The Grand Canyon Wilderness Alliance and the Sierra Club have been working collaboratively for three years on a solution for balancing visitor access to the river with the important obligation the park has to protect the exceptional wilderness attributes the canyon offers. These attributes include natural quiet and the absence of crowds on the river. The Arizona Wilderness Coalition introduced a resolution to the river problem formally to the Park Service last spring, before the agency even released its draft environmental impact statement for the Colorado River Management Plan.
“It’s clear there’s a 'Gang of 4' who just want their access at all cost, regardless of impacts to the resource and equity among river users,” says Tom Martin, co-director of the Boulder, Colorado-based River Runners for Wilderness.
Instead of trying to crowd as many visitors on the river as possible using loopholes in the park’s Management Plan, the Grand Canyon Wilderness Alliance and the Sierra Club has asked the Park Service to protect the wilderness character of the Colorado River in Grand Canyon by providing levels of recreational use consistent with a wilderness experience and the fragile canyon resources.
“The only ‘collaborative’ approach these industry groups have taken is to collectively put their self-interests before protecting our national treasures,” says Don Hoffman, Executive Director of the Arizona Wilderness Coalition.
The Alliance recommends the phase out the use of powerboats on the proposed wilderness river. Powerboats seriously impact the wilderness experience and Park Service policy requires the agency to remove this “non-conforming” use. Non-motorized craft (oar-powered craft, dories, and paddleboats) easily provide a safe, enjoyable wilderness experience for all river runners.
Conservationists also propose to reduce group size to less than 20 people, a level consistent with a wilderness experience and preferred by most river runners. This is important because larger groups need more space for activities. When large groups camp at ever-diminishing beaches, they are forced to spread out into environmentally sensitive areas.
According to the Park Service, 96% of 25 camp sites monitored in the spring of 2003 had 10 trails per campsite, and one site had 88 trails. One trail is considered the limit to protect the shoreline areas of the canyon. Current impacts are severe enough to require native plant re-vegetation at nearly half of the river camp sites, according to NPS's draft Colorado River Management Plan.

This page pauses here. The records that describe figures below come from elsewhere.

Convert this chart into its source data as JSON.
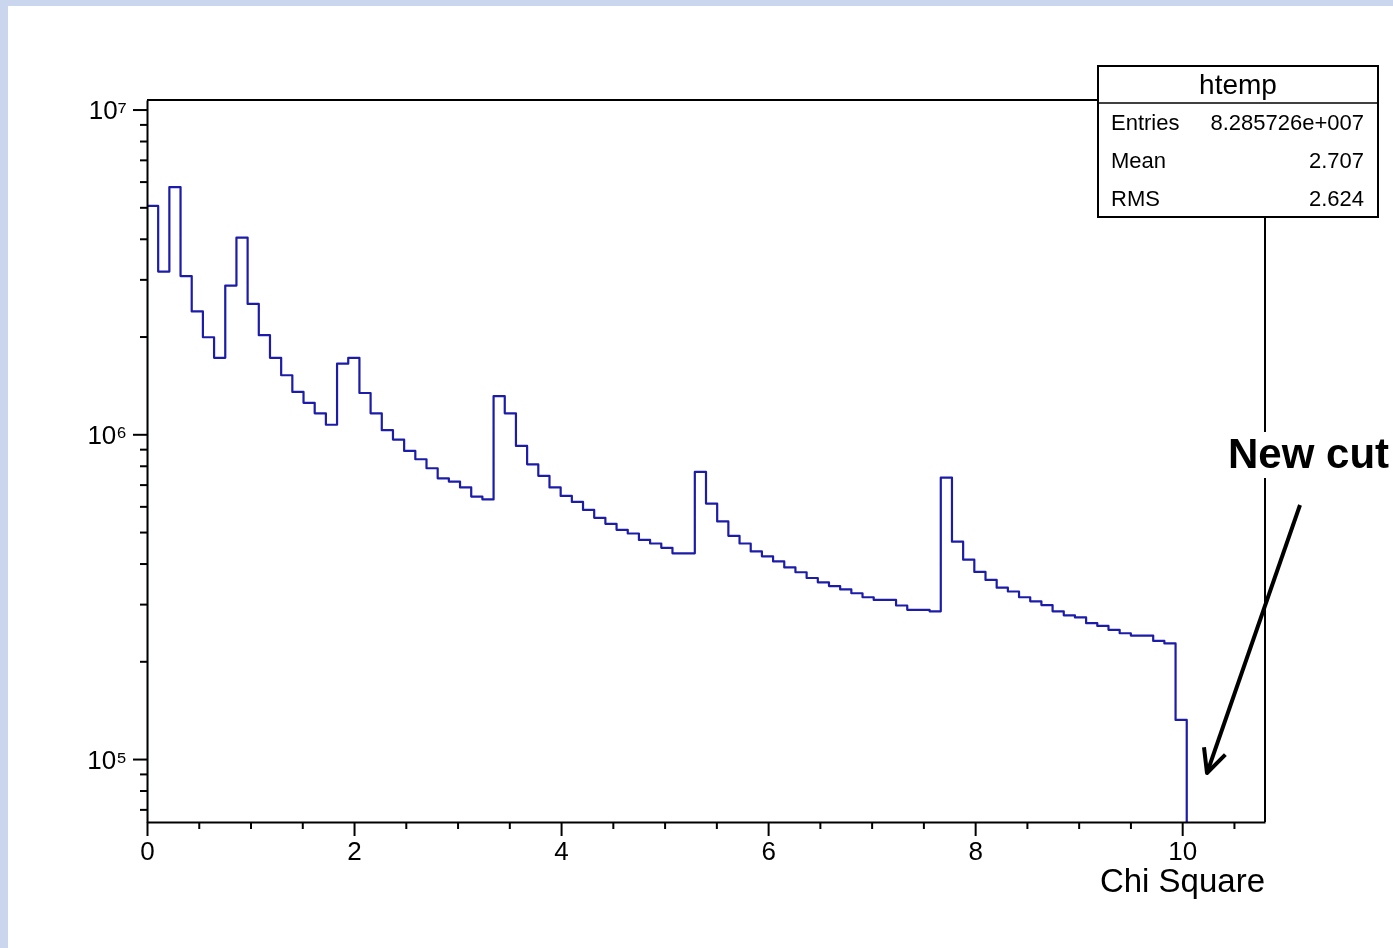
{
  "chart_data": {
    "type": "histogram",
    "title": "htemp",
    "xlabel": "Chi Square",
    "log": true,
    "color": "#1c1ca8",
    "bins": [
      0,
      0.108,
      0.216,
      0.324,
      0.432,
      0.54,
      0.648,
      0.756,
      0.864,
      0.972,
      1.08,
      1.188,
      1.296,
      1.404,
      1.512,
      1.62,
      1.728,
      1.836,
      1.944,
      2.052,
      2.16,
      2.268,
      2.376,
      2.484,
      2.592,
      2.7,
      2.808,
      2.916,
      3.024,
      3.132,
      3.24,
      3.348,
      3.456,
      3.564,
      3.672,
      3.78,
      3.888,
      3.996,
      4.104,
      4.212,
      4.32,
      4.428,
      4.536,
      4.644,
      4.752,
      4.86,
      4.968,
      5.076,
      5.184,
      5.292,
      5.4,
      5.508,
      5.616,
      5.724,
      5.832,
      5.94,
      6.048,
      6.156,
      6.264,
      6.372,
      6.48,
      6.588,
      6.696,
      6.804,
      6.912,
      7.02,
      7.128,
      7.236,
      7.344,
      7.452,
      7.56,
      7.668,
      7.776,
      7.884,
      7.992,
      8.1,
      8.208,
      8.316,
      8.424,
      8.532,
      8.64,
      8.748,
      8.856,
      8.964,
      9.072,
      9.18,
      9.288,
      9.396,
      9.504,
      9.612,
      9.72,
      9.828,
      9.936,
      10.044
    ],
    "values": [
      5050000,
      3170000,
      5770000,
      3070000,
      2390000,
      1990000,
      1720000,
      2870000,
      4030000,
      2520000,
      2020000,
      1720000,
      1520000,
      1350000,
      1250000,
      1160000,
      1070000,
      1650000,
      1720000,
      1340000,
      1160000,
      1030000,
      963000,
      889000,
      838000,
      786000,
      732000,
      715000,
      686000,
      643000,
      630000,
      1310000,
      1160000,
      921000,
      808000,
      745000,
      686000,
      646000,
      619000,
      585000,
      553000,
      530000,
      508000,
      495000,
      473000,
      461000,
      447000,
      430000,
      430000,
      766000,
      612000,
      539000,
      487000,
      461000,
      436000,
      421000,
      406000,
      389000,
      376000,
      361000,
      350000,
      341000,
      333000,
      324000,
      315000,
      309000,
      309000,
      297000,
      288000,
      288000,
      285000,
      736000,
      467000,
      411000,
      377000,
      356000,
      337000,
      328000,
      315000,
      306000,
      298000,
      285000,
      277000,
      273000,
      262000,
      257000,
      250000,
      244000,
      240000,
      240000,
      231000,
      227000,
      132000
    ],
    "xlim": [
      0,
      10.8
    ],
    "xticks": [
      0,
      {
        "value": 0.5,
        "label": null
      },
      {
        "value": 1,
        "label": null
      },
      {
        "value": 1.5,
        "label": null
      },
      2,
      {
        "value": 2.5,
        "label": null
      },
      {
        "value": 3,
        "label": null
      },
      {
        "value": 3.5,
        "label": null
      },
      4,
      {
        "value": 4.5,
        "label": null
      },
      {
        "value": 5,
        "label": null
      },
      {
        "value": 5.5,
        "label": null
      },
      6,
      {
        "value": 6.5,
        "label": null
      },
      {
        "value": 7,
        "label": null
      },
      {
        "value": 7.5,
        "label": null
      },
      8,
      {
        "value": 8.5,
        "label": null
      },
      {
        "value": 9,
        "label": null
      },
      {
        "value": 9.5,
        "label": null
      },
      10,
      {
        "value": 10.5,
        "label": null
      }
    ],
    "ylim": [
      64000,
      10700000
    ],
    "yticks": [
      {
        "value": 70000,
        "label": null
      },
      {
        "value": 80000,
        "label": null
      },
      {
        "value": 90000,
        "label": null
      },
      {
        "value": 100000,
        "label": "10⁵"
      },
      {
        "value": 200000,
        "label": null
      },
      {
        "value": 300000,
        "label": null
      },
      {
        "value": 400000,
        "label": null
      },
      {
        "value": 500000,
        "label": null
      },
      {
        "value": 600000,
        "label": null
      },
      {
        "value": 700000,
        "label": null
      },
      {
        "value": 800000,
        "label": null
      },
      {
        "value": 900000,
        "label": null
      },
      {
        "value": 1000000,
        "label": "10⁶"
      },
      {
        "value": 2000000,
        "label": null
      },
      {
        "value": 3000000,
        "label": null
      },
      {
        "value": 4000000,
        "label": null
      },
      {
        "value": 5000000,
        "label": null
      },
      {
        "value": 6000000,
        "label": null
      },
      {
        "value": 7000000,
        "label": null
      },
      {
        "value": 8000000,
        "label": null
      },
      {
        "value": 9000000,
        "label": null
      },
      {
        "value": 10000000,
        "label": "10⁷"
      }
    ],
    "annotations": [
      "Entries 8.285726e+007",
      "Mean 2.707",
      "RMS 2.624",
      "New cut"
    ]
  }
}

“The Grand Canyon needs to be protected for generations to come and the Park Service has identified key problems such as trampled vegetation and noisy overcrowding at many sites along the river,” says Roxane George, speaking for the Sierra Club’s Grand Canyon chapter. “The outfitters’ plan is more of the same, but the Grand Canyon needs restoration and protection as its beaches grow smaller and wilderness disappears.”
The Grand Canyon Wilderness Alliance and the Sierra Club also strongly recommends reducing the number of encounters between boats to a level that is compatible with a wilderness experience. The Park Service’s own research shows the majority of river users prefer less than three encounters with other groups each day.
Rather than locking in commercial use, the wilderness groups recommend that the Park Service should provide commercial services only when they are demonstrated as necessary and appropriate and the minimum required for providing recreational rafting opportunities consistent with the purposes of wilderness. Only then should the agency establish freely adjustable and equitable use allocation between commercial and non-commercial river runners.
“Nothing more than the future of the Grand Canyon is at stake here,” says Jo Johnson, Co-Director of River Runners for Wilderness. “This ‘breakthrough’ is wiping out a chance for change for the river and further entrenches the status quo of crowds, noise, and ecological destruction taking place in the canyon.”